Fox News will celebrate the 25th anniversary of its Oct. 7, 1996, founding with a one-hour special at 10 p.m. Eastern time on Sunday featuring a visit with the network’s longest-tenured employees — including Bret Baier, Steve Doocy, Lauren Green, Jennifer Griffin and Sean Hannity.

Fifteen other Fox News stars will also appear, from Tucker Carlson and Laura Ingraham to Greg Gutfeld and Jeanine Pirro.
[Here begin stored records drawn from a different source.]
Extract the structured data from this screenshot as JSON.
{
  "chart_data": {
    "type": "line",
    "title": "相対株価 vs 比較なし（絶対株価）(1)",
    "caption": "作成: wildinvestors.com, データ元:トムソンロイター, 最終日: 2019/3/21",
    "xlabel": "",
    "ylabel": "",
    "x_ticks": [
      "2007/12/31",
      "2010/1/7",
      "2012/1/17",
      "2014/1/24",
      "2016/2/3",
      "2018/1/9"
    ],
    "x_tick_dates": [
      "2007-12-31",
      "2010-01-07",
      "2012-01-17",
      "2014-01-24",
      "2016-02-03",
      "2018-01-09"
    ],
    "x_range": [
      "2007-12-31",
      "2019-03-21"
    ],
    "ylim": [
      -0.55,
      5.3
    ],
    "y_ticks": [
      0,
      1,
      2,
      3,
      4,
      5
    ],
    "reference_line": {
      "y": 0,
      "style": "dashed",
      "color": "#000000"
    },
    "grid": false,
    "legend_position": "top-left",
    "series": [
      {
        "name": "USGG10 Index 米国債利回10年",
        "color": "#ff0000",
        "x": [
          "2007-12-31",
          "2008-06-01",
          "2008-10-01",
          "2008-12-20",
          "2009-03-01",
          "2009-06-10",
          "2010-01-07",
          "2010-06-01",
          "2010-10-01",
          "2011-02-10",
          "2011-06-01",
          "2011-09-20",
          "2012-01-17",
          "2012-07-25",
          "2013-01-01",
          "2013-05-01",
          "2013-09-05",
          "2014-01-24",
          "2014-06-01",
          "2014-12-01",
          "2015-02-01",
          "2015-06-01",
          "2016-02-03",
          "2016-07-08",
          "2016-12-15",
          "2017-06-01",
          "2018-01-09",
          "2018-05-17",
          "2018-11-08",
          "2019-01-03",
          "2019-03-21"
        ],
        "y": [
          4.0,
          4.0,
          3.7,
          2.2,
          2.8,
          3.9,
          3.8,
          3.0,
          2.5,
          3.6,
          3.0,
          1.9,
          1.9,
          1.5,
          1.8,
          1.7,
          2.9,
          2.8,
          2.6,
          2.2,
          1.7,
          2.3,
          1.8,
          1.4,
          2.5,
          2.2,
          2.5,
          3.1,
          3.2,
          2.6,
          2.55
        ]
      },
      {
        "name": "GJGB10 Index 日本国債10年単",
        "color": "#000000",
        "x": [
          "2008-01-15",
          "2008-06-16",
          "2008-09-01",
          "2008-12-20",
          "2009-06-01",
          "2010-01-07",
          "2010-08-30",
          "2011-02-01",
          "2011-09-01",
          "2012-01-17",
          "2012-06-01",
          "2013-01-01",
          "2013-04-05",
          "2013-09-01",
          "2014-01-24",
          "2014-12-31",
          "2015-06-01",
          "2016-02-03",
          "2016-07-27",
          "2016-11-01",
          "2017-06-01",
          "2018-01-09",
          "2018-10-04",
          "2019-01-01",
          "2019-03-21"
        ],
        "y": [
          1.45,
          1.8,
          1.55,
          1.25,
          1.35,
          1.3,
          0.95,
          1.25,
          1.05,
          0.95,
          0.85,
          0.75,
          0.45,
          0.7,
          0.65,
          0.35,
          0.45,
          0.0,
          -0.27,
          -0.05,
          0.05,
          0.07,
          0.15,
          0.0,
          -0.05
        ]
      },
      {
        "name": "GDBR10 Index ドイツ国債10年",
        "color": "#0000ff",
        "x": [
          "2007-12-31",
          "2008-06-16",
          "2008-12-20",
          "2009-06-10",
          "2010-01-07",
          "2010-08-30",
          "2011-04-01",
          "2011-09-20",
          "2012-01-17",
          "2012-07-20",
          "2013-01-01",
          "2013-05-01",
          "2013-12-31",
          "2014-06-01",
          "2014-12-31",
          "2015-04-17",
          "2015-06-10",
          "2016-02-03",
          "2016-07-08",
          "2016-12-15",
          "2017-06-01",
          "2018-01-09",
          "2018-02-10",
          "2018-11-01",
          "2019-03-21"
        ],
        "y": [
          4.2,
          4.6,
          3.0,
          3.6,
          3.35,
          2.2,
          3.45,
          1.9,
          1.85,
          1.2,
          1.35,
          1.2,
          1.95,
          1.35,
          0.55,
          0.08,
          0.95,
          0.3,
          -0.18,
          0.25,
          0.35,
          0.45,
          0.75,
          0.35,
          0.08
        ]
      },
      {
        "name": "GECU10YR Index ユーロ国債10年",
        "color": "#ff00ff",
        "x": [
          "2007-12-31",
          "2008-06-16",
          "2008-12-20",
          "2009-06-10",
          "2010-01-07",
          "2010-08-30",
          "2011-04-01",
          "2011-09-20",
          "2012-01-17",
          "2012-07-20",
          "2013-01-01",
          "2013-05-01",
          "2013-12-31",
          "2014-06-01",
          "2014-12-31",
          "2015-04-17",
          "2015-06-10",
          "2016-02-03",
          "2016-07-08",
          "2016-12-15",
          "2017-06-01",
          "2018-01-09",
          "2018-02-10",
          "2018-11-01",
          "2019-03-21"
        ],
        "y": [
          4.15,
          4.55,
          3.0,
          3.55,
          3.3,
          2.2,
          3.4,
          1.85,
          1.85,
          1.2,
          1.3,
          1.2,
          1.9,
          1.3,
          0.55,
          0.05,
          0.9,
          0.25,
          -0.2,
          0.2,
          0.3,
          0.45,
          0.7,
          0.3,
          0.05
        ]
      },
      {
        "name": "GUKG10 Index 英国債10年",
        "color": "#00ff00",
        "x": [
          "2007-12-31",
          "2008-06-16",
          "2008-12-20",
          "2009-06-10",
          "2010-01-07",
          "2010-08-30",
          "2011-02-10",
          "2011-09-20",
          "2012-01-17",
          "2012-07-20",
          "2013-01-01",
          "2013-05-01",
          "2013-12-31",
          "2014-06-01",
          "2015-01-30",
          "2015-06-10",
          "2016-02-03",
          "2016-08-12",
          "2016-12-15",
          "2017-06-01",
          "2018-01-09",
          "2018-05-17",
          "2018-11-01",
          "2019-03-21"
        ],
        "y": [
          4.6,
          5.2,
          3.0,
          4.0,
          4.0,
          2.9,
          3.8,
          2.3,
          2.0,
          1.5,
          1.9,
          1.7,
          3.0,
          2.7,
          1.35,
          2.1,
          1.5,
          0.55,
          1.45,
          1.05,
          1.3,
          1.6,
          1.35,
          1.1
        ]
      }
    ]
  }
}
Throughout October, Fox News will also air 50 short-form vignettes from network favorites, celebrities, regular personalities and founding employees to commemorate their milestone. Former President George W. Bush, Piers Morgan and football great Brett Favre are among those offering greetings and commentary. Find them showcased at FoxNews.com/FoxNews25.

WEEKEND REAL ESTATE

For sale: Sonoran-style adobe bungalow built in 1911 in historic Dunbar Springs neighborhood of Tucson, Arizona. Three bedrooms, two baths, old-growth oak and tile floors, custom period painting, 10-foot beamed cathedral ceilings, second story loft, multiple wood built-ins; 2,026 square feet. Family and dining rooms, office, custom kitchen with polished concrete countertops, brick patio with gazebo, two-car garage with workshop. Priced at $495,000 through Longrealty.com; enter 22124153 in the search function.

POLL DU JOUR

• 33% of U.S. adults are “very concerned” about the size of the federal budget deficit; 54% of Republicans, 39% of independents and 17% of Democrats agree.

• 30% overall are “somewhat concerned” about the size of the federal deficit; 27% of Republicans, 26% of independents and 40% of Democrats agree.

• 14% overall are “not very concerned” about the deficit; 8% of Republicans, 12% of independents and 23% of Democrats agree.

• 8% overall are “not at all concerned” about the deficit; 4% of Republicans, 8% of independents and 10% of Democrats agree.

• 15% overall are not sure whether they are concerned about the deficit; 7% of Republicans, 15% of independents and 10% of Democrats agree.